Llevamos años diciendo que la confianza es el corazón de la revolución digital. En el momento en el que desaparece, todo el edificio se cae como un castillo de naipes. Justo antes de las elecciones presidenciales de 2016, Gallup publicó una encuesta según la cual un tercio de los norteamericanos desconfiaba del proceso electoral. ¿Por qué, a la vista de todas las dudas que suscitó ya entonces la victoria de Trump, en la tierra de los gigantes tecnológicos que marcan la pauta de la digitalización mundial, en los tiempos de la biometría, la criptografía cuántica y el blockchain, no se ha conseguido promover un sistema de votación online de garantías?
La pregunta apunta al núcleo intelectual de toda esta revolución tecnológica. Se sitúa en el borroso punto de intersección entre lo humano y lo artificial. Apela directamente a la cuestión de la auctoritas: hasta dónde estaremos dispuestos a elevar la puja. Porque parece claro ya a estas alturas que en determinados temas delicados (elecciones, diagnóstico clínico, conducción autónoma, información periodística, educación...) sencillamente no aceptamos vicario.
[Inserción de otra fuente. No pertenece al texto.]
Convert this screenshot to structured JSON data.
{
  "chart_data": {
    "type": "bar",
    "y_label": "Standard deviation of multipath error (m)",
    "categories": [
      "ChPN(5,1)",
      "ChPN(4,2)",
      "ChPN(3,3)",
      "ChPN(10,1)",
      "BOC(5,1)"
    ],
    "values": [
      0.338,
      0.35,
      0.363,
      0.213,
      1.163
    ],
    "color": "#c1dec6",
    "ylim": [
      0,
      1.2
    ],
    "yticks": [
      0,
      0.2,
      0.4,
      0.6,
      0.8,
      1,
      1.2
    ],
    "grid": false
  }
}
Se ha escrito mucho sobre las posibilidades de la tecnología para diseñar un proceso electoral fiable. La búsqueda del End-to-End Verifiable Internet-Voting System ha motivado papers y papers de investigadores con el aval de instituciones tan irreprochables como MIT, Harvard o IEEE proponiendo sus propias variantes que siempre resuelven las deficiencias de las de los demás. Scientific American abordaba hace dos años la posibilidad de incorporar el blockchain, en pleno auge de startups que presentaban la solución definitiva para la fiesta de la democracia. Su conclusión era que "probablemente no" sea la solución, en un artículo que incluía la siguiente declaración del investigador del MIT Ron Rivest: "No conozco a nadie que piense que sea una buena idea, y dentro de uno o dos años espero que todas estas empresas mueran". Glups, el plazo ha llegado.
Entre todo el ruido, me sumo a la actitud de la International Foundation for Electoral Systems (IFES), que en abril publicó el informe Considerations on Internet Voting: An Overview for Electoral Decision-Makers. En él repasa las dudas que suscita el voto online en términos de coste, participación, eficiencia, confianza y transparencia y seguridad. Y lo hace sin manifestarse a favor o en contra, simplemente para facilitar elementos de juicio.
Reúne además los ejemplos de países que han probado la fórmula: sólo Estonia mantiene el sistema de voto por internet, pese a que dos auditorías en 2014 y 2017 encontraron serias vulnerabilidades en los sistemas de identificación. En 2010, investigadores de la Universidad de Michigan entraron en el sistema de votación utilizado por el distrito de Columbia en apenas 36 horas. A pesar de eso, el sistema de voto por internet se usa en 30 estados de EEUU, especialmente para personas que viven en áreas rurales y para los militares. Noruega lo implementó para las elecciones locales en 2011 y lo retiró en 2014 porque no había aumentado la participación. Suiza comenzó usando el sistema de la española Scytl, contratado por Swiss Post, pero lo abandonó después de organizar un concurso de "recompensa por errores"; y su sustituto, Geneva System, no convence. Alemania es la más rotunda, su Tribunal Constitucional considera que cualquier tipo de votación electrónica es inconstitucional. Los votantes, sentencia, deben tener una fe ciega en la tecnología para que funcione. Ese es el tema.